While reading the NMC Horizon Report: 2012 Higher Education, these three statements leapt off the page:

• There is a new emphasis in the classroom on more challenge-based and active learning. Challenged-based learning and similar methods foster more active learning experiences.
(page 5)
• The active learning approaches are decidedly more student-centered, allowing them to take control of how they engage with a subject … (page 5)
• Digital media literacy continues to rise in importance as a key skill in every discipline and profession. (page 6)

These concepts struck a chord because they made me question my new role in the classroom. Would I be able to create a project that was student-centred and teacher-redundant (more or less)? Would I able to let go and put the learning in the hands of my students? More importantly, what kind of lesson or project could ensure a challenge-based and active learning experience, that is also student-centred of course; yet encourages, to some extent, digital media literacy. Moreover, what tool could be used to achieve this seemingly impossible task?

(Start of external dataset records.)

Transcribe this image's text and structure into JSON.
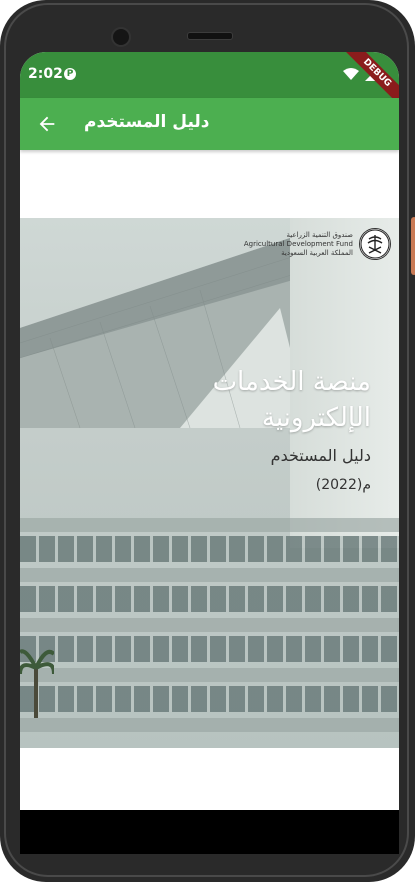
{
  "status_bar": {
    "time": "2:02",
    "p_icon": "P",
    "debug_label": "DEBUG"
  },
  "app_bar": {
    "title": "دليل المستخدم",
    "back_icon": "arrow-back-icon"
  },
  "cover": {
    "logo_line1": "صندوق التنمية الزراعية",
    "logo_line2": "Agricultural Development Fund",
    "logo_line3": "المملكة العربية السعودية",
    "title_line1": "منصة الخدمات",
    "title_line2": "الإلكترونية",
    "subtitle": "دليل المستخدم",
    "year": "(2022)م"
  },
  "colors": {
    "status_bar": "#388e3c",
    "app_bar": "#4caf50",
    "debug_ribbon": "#8b1c1c"
  }
}
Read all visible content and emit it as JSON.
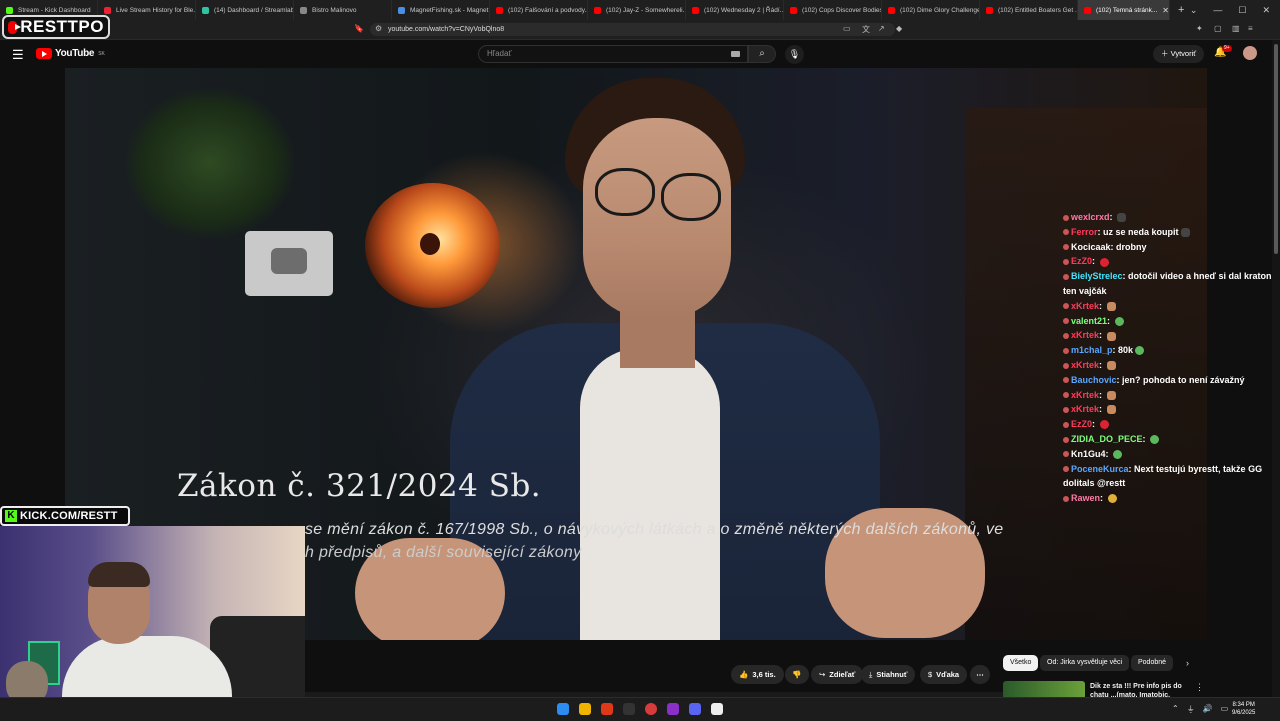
{
  "browser": {
    "tabs": [
      {
        "title": "Stream - Kick Dashboard",
        "color": "#53fc18"
      },
      {
        "title": "Live Stream History for Ble...",
        "color": "#e23"
      },
      {
        "title": "(14) Dashboard / Streamlab...",
        "color": "#31c3a2"
      },
      {
        "title": "Bistro Malinovo",
        "color": "#888888"
      },
      {
        "title": "MagnetFishing.sk - Magnet...",
        "color": "#4a90e2"
      },
      {
        "title": "(102) Falšování a podvody...",
        "color": "#ff0000"
      },
      {
        "title": "(102) Jay-Z - Somewhereli...",
        "color": "#ff0000"
      },
      {
        "title": "(102) Wednesday 2 | Řádí...",
        "color": "#ff0000"
      },
      {
        "title": "(102) Cops Discover Bodies...",
        "color": "#ff0000"
      },
      {
        "title": "(102) Dime Glory Challenge...",
        "color": "#ff0000"
      },
      {
        "title": "(102) Entitled Boaters Get ...",
        "color": "#ff0000"
      },
      {
        "title": "(102) Temná stránk...",
        "color": "#ff0000",
        "active": true
      }
    ],
    "new_tab": "+",
    "url": "youtube.com/watch?v=CNyVobQlno8"
  },
  "brand_overlay": "RESTTPO",
  "youtube": {
    "logo": "YouTube",
    "country": "SK",
    "search_placeholder": "Hľadať",
    "create_label": "Vytvoriť",
    "notif_badge": "9+"
  },
  "video": {
    "law_title": "Zákon č. 321/2024 Sb.",
    "law_sub1": "se mění zákon č. 167/1998 Sb., o návykových látkách a o změně některých dalších zákonů, ve",
    "law_sub2": "h předpisů, a další související zákony"
  },
  "chat": [
    {
      "user": "wexlcrxd",
      "color": "#ff7aa8",
      "msg": "",
      "emote": "dark"
    },
    {
      "user": "Ferror",
      "color": "#ff3b5b",
      "msg": "uz se neda koupit",
      "emote": "dark"
    },
    {
      "user": "Kocicaak",
      "color": "#ffffff",
      "msg": "drobny",
      "emote": ""
    },
    {
      "user": "EzZ0",
      "color": "#ff3b5b",
      "msg": "",
      "emote": "red"
    },
    {
      "user": "BielyStrelec",
      "color": "#43e6ff",
      "msg": "dotočil video a hneď si dal kraton ten vajčák",
      "emote": ""
    },
    {
      "user": "xKrtek",
      "color": "#ff3b5b",
      "msg": "",
      "emote": "hand"
    },
    {
      "user": "valent21",
      "color": "#7dff7d",
      "msg": "",
      "emote": "green"
    },
    {
      "user": "xKrtek",
      "color": "#ff3b5b",
      "msg": "",
      "emote": "hand"
    },
    {
      "user": "m1chal_p",
      "color": "#5aa8ff",
      "msg": "80k",
      "emote": "green"
    },
    {
      "user": "xKrtek",
      "color": "#ff3b5b",
      "msg": "",
      "emote": "hand"
    },
    {
      "user": "Bauchovic",
      "color": "#5aa8ff",
      "msg": "jen? pohoda to není závažný",
      "emote": ""
    },
    {
      "user": "xKrtek",
      "color": "#ff3b5b",
      "msg": "",
      "emote": "hand"
    },
    {
      "user": "xKrtek",
      "color": "#ff3b5b",
      "msg": "",
      "emote": "hand"
    },
    {
      "user": "EzZ0",
      "color": "#ff3b5b",
      "msg": "",
      "emote": "red"
    },
    {
      "user": "ZIDIA_DO_PECE",
      "color": "#7dff7d",
      "msg": "",
      "emote": "green"
    },
    {
      "user": "Kn1Gu4",
      "color": "#ffffff",
      "msg": "",
      "emote": "green"
    },
    {
      "user": "PoceneKurca",
      "color": "#5aa8ff",
      "msg": "Next testujú byrestt, takže GG dolitals @restt",
      "emote": ""
    },
    {
      "user": "Rawen",
      "color": "#ff7aa8",
      "msg": "",
      "emote": "yellow"
    }
  ],
  "webcam": {
    "kick_label": "KICK.COM/RESTT"
  },
  "actions": {
    "likes": "3,6 tis.",
    "share": "Zdieľať",
    "download": "Stiahnuť",
    "thanks": "Vďaka",
    "more": "⋯"
  },
  "chips": [
    "Všetko",
    "Od: Jirka vysvětluje věci",
    "Podobné"
  ],
  "recommended": {
    "title": "Dik ze sta !!! Pre info pis do chatu ...(mato, Imatobic, Idonat..."
  },
  "clock": {
    "time": "8:34 PM",
    "date": "9/6/2025"
  }
}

I must admit that I figured out the tool long before I figured out the rest! I choose the iPad because it is “a feature-rich tool for field and lab work”, which can replace “far more expensive and cumbersome devices and equipment.” (page 7) Having used cumbersome and not so user-friendly equipment in the past, I really wanted to see if the iPad and some of its apps could be put the test. When iPods (the 5th generation nano) came out a few years back my grade 10s wrote a story then filmed themselves (as well as their adopted grade 3 storyteller) retelling their story in the oral tradition. The students were very engaged (both grade levels) but editing and sharing the product were an issue. Since then I have been waiting for something better to come along. (P.S. Don’t even get me started on camcorders and VHS editing systems …)

The combination of the iPad and its apps is literally changing (along with Wi-Fi and cloud applications) how teachers teach and students learn. Nowadays one device is used “for creation and composition”, if not MORE. (page 11) Because of this, I knew the iPad could help my students complete an entire project. Such thinking, lead to the creation and evolution of the “iCare; iRant: Vox Populi” project. Because my goal was to create an active on-line learning environment that is student-centred and challenge-based, the task was not easy. I certainly hope I have achieved what I set out to do! All that’s left now is to test the validity of the chosen tool as well as the project itself.

Bring on the iPads (and the apps), please.


Johnson, L., Adams, S., & Cummins, M. (2012). The NMC horizon report: 2012 higher ed edition . Austin, Texas: The New Media Consortium.